Disney board rejects Comcast offer
- 18 February, 2004 07:14
The Walt Disney Company's board of directors has rejected Comcast Corporation's unsolicited acquisition bid, setting up a potential hostile takeover fight that would be one of the largest in US corporate history.
Disney's board said, in a written statement, that it had full confidence in the business and creative leadership of Disney chairman and chief executive officer (CEO), Michael Eisner, and in Disney's "current structure and strategy" as a path to maximum shareholder value.
However, the board also suggested that it deemed Comcast's proposal a lowball bid, and that it would consider a sweetened offer.
Comcast offered a deal it valued at $US66 billion, including a stock swap and the assumption of $US11.9 billion of Disney's debt. But Comcast's share price has dropped since the company announced its offer last Wednesday while Disney shares have climbed in value. Those divergent trading patterns eroded the premium offered by Comcast, initially valued at 10 per cent [based on last Tuesday's closing prices].

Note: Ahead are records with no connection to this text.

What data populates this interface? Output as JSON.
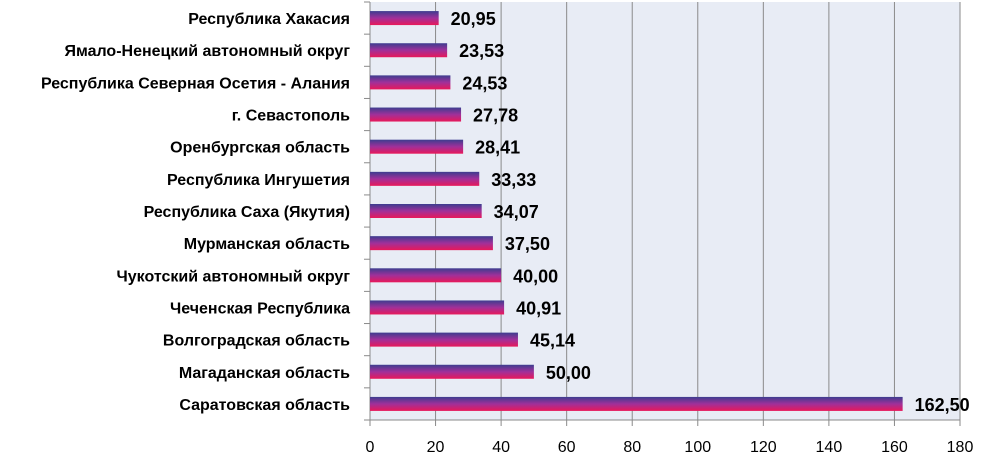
{
  "chart_data": {
    "type": "bar",
    "orientation": "horizontal",
    "categories": [
      "Республика Хакасия",
      "Ямало-Ненецкий автономный округ",
      "Республика Северная Осетия - Алания",
      "г. Севастополь",
      "Оренбургская область",
      "Республика Ингушетия",
      "Республика Саха (Якутия)",
      "Мурманская область",
      "Чукотский автономный округ",
      "Чеченская Республика",
      "Волгоградская область",
      "Магаданская область",
      "Саратовская область"
    ],
    "values": [
      20.95,
      23.53,
      24.53,
      27.78,
      28.41,
      33.33,
      34.07,
      37.5,
      40.0,
      40.91,
      45.14,
      50.0,
      162.5
    ],
    "value_labels": [
      "20,95",
      "23,53",
      "24,53",
      "27,78",
      "28,41",
      "33,33",
      "34,07",
      "37,50",
      "40,00",
      "40,91",
      "45,14",
      "50,00",
      "162,50"
    ],
    "x_ticks": [
      "0",
      "20",
      "40",
      "60",
      "80",
      "100",
      "120",
      "140",
      "160",
      "180"
    ],
    "xlim": [
      0,
      180
    ],
    "grid": "vertical",
    "legend": "none",
    "colors": {
      "plot_bg": "#e8ecf5",
      "grid": "#8a8a8a",
      "bar_top": "#3d3d8f",
      "bar_mid": "#a0309a",
      "bar_bottom": "#e8185a",
      "axis": "#8a8a8a"
    }
  }
}
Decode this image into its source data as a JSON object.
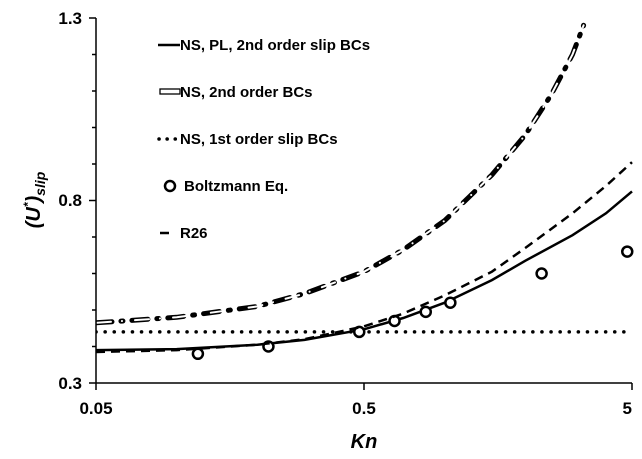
{
  "chart_data": {
    "type": "line",
    "x_scale": "log",
    "xlim": [
      0.05,
      5
    ],
    "ylim": [
      0.3,
      1.3
    ],
    "x_ticks": [
      "0.05",
      "0.5",
      "5"
    ],
    "y_ticks": [
      "0.3",
      "0.8",
      "1.3"
    ],
    "xlabel": "Kn",
    "ylabel_main": "(U",
    "ylabel_sup": "*",
    "ylabel_close": ")",
    "ylabel_sub": "slip",
    "grid": false,
    "legend_position": "top-left",
    "series": [
      {
        "name": "NS, PL, 2nd order slip BCs",
        "style": "solid",
        "color": "#000000",
        "x": [
          0.05,
          0.1,
          0.2,
          0.3,
          0.5,
          0.7,
          1.0,
          1.5,
          2.0,
          3.0,
          4.0,
          5.0
        ],
        "y": [
          0.39,
          0.393,
          0.405,
          0.418,
          0.447,
          0.478,
          0.52,
          0.582,
          0.635,
          0.705,
          0.765,
          0.825
        ]
      },
      {
        "name": "NS, 2nd order BCs",
        "style": "dash-dot",
        "color": "#000000",
        "x": [
          0.05,
          0.1,
          0.2,
          0.3,
          0.5,
          0.7,
          1.0,
          1.5,
          2.0,
          2.5,
          3.0,
          3.3
        ],
        "y": [
          0.465,
          0.48,
          0.51,
          0.545,
          0.605,
          0.665,
          0.745,
          0.87,
          0.98,
          1.09,
          1.2,
          1.28
        ]
      },
      {
        "name": "NS, 1st order slip BCs",
        "style": "dotted",
        "color": "#000000",
        "x": [
          0.05,
          0.1,
          0.5,
          1.0,
          2.0,
          5.0
        ],
        "y": [
          0.44,
          0.44,
          0.44,
          0.44,
          0.44,
          0.44
        ]
      },
      {
        "name": "Boltzmann Eq.",
        "style": "circle",
        "color": "#000000",
        "x": [
          0.12,
          0.22,
          0.48,
          0.65,
          0.85,
          1.05,
          2.3,
          4.8
        ],
        "y": [
          0.38,
          0.4,
          0.44,
          0.47,
          0.495,
          0.52,
          0.6,
          0.66
        ]
      },
      {
        "name": "R26",
        "style": "dashed",
        "color": "#000000",
        "x": [
          0.05,
          0.1,
          0.2,
          0.3,
          0.5,
          0.7,
          1.0,
          1.5,
          2.0,
          3.0,
          4.0,
          5.0
        ],
        "y": [
          0.385,
          0.39,
          0.405,
          0.42,
          0.455,
          0.49,
          0.54,
          0.605,
          0.67,
          0.765,
          0.84,
          0.905
        ]
      }
    ]
  }
}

Comcast is offering 0.78 of a Comcast share for each Disney share.
"We are committed to creating shareholder value now and in the future and will carefully consider any legitimate proposal that would accomplish that objective," Disney's board said. "The interests of Disney shareholders, which represent the fundamental priority of the board, would not be served by accepting any acquisition proposal that does not reflect fully Disney's intrinsic value and earnings prospects."
A Comcast representative did not immediately respond to a request for comment.
Comcast president and chief executive officer (CEO), Brian Roberts, said he hoped an amicable deal with Disney's board could be struck, but left open the question of what steps Comcast would take next in the event of a rejection.
"We're just not going to go into any of those comments today," he said.
The company's options now include dropping its pursuit of Disney, raising its bid, or initiating a tender offer directly to Disney's shareholders.